10 Ft Jefferson Facts
A visit to the Dry Tortugas most certainly will include a visit to Ft Jefferson. (After all, it’s the headquarters for Dry Tortugas National Park and the ferries also land here.)
You’ll also more than likely take a tour of the fort – it’s pretty much a must-do when you visit the Dry Tortugas – so, in order to get you prepared, here are 10 ft Jefferson facts:
- The fort, all 16 million bricks of it, is the third largest fort that defends a coast ever built in the U.S. It’s also the largest masonry structure in the country.
- The fort actually is unfinished. It took 30 years to build, with work ending in 1875 when everyone left and the fort was abandoned officially.
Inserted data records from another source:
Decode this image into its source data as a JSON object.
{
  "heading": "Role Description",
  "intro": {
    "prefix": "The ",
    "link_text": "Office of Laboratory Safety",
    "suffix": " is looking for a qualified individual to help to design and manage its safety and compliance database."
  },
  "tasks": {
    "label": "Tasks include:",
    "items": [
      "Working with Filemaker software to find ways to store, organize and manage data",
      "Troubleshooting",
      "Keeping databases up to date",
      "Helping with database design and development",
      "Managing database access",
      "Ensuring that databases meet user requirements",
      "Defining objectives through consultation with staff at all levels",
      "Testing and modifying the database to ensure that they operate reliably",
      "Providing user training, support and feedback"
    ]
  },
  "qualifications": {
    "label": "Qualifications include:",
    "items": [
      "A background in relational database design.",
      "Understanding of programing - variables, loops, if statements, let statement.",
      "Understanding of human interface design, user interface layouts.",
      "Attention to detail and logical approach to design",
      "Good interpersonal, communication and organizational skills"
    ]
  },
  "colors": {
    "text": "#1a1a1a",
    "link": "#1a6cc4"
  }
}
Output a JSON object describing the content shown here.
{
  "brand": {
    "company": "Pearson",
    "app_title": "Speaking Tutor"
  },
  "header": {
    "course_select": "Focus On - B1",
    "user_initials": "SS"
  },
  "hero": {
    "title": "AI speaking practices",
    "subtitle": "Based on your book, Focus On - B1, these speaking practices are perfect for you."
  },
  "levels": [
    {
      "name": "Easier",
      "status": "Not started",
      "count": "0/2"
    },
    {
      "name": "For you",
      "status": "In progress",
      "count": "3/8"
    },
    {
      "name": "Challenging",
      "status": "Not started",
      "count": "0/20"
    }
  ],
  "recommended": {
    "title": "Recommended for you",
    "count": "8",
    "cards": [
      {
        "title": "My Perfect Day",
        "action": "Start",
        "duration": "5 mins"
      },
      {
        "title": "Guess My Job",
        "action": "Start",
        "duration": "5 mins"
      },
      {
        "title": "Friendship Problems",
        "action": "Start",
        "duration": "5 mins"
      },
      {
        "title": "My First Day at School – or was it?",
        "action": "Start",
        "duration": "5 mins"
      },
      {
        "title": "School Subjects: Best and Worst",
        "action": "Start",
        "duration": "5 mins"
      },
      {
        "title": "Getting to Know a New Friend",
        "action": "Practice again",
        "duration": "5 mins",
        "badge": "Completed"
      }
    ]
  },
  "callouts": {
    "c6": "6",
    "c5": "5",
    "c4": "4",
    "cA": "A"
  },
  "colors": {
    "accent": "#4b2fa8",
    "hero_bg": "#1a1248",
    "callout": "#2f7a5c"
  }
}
- It may be a fort, but it never actually saw any battles and was never engaged in any military activity (although it did house prisoners during the Civil War).
- Even though it’s the largest building in the Dry Tortugas, the fort isn’t located on the largest key in the chain. Garden Key (the site of Ft Jefferson) actually is the second-largest key; smaller only than Loggerhead Key, and only by 110,000 square meters (yes, the Dry Tortugas’ keys are so small, they’re measured in meters, not miles….).
- The fort’s walls are eight feet thick and 45 feet tall.
- The fort’s barracks – which were destroyed in a fire in 1912 – were constructed to accommodate 1,000 and were more than 300 yards long.
- The fort was used primarily as a prison. Some of its more famous prisoners include Dr. Samuel Mudd, Samuel Arnold, Michael O’Laughlen, and Edmund Spangler, who were convicted in the conspiracy to assassinate President Lincoln.
- The fort had 520 heavy guns (never used, of course), and were considered at the time to be among the most advanced weapons available.
- As you tour the fort, you’ll see red and yellow bricks. The yellow bricks were placed there before the Civil War and come from Pensacola, Florida. The red bricks came to the island during the war and come from Maine.
- Keep a sharp eye out for the name of J.N.O. Nolan, a master bricklayer who etched his name into several bricks throughout the fort.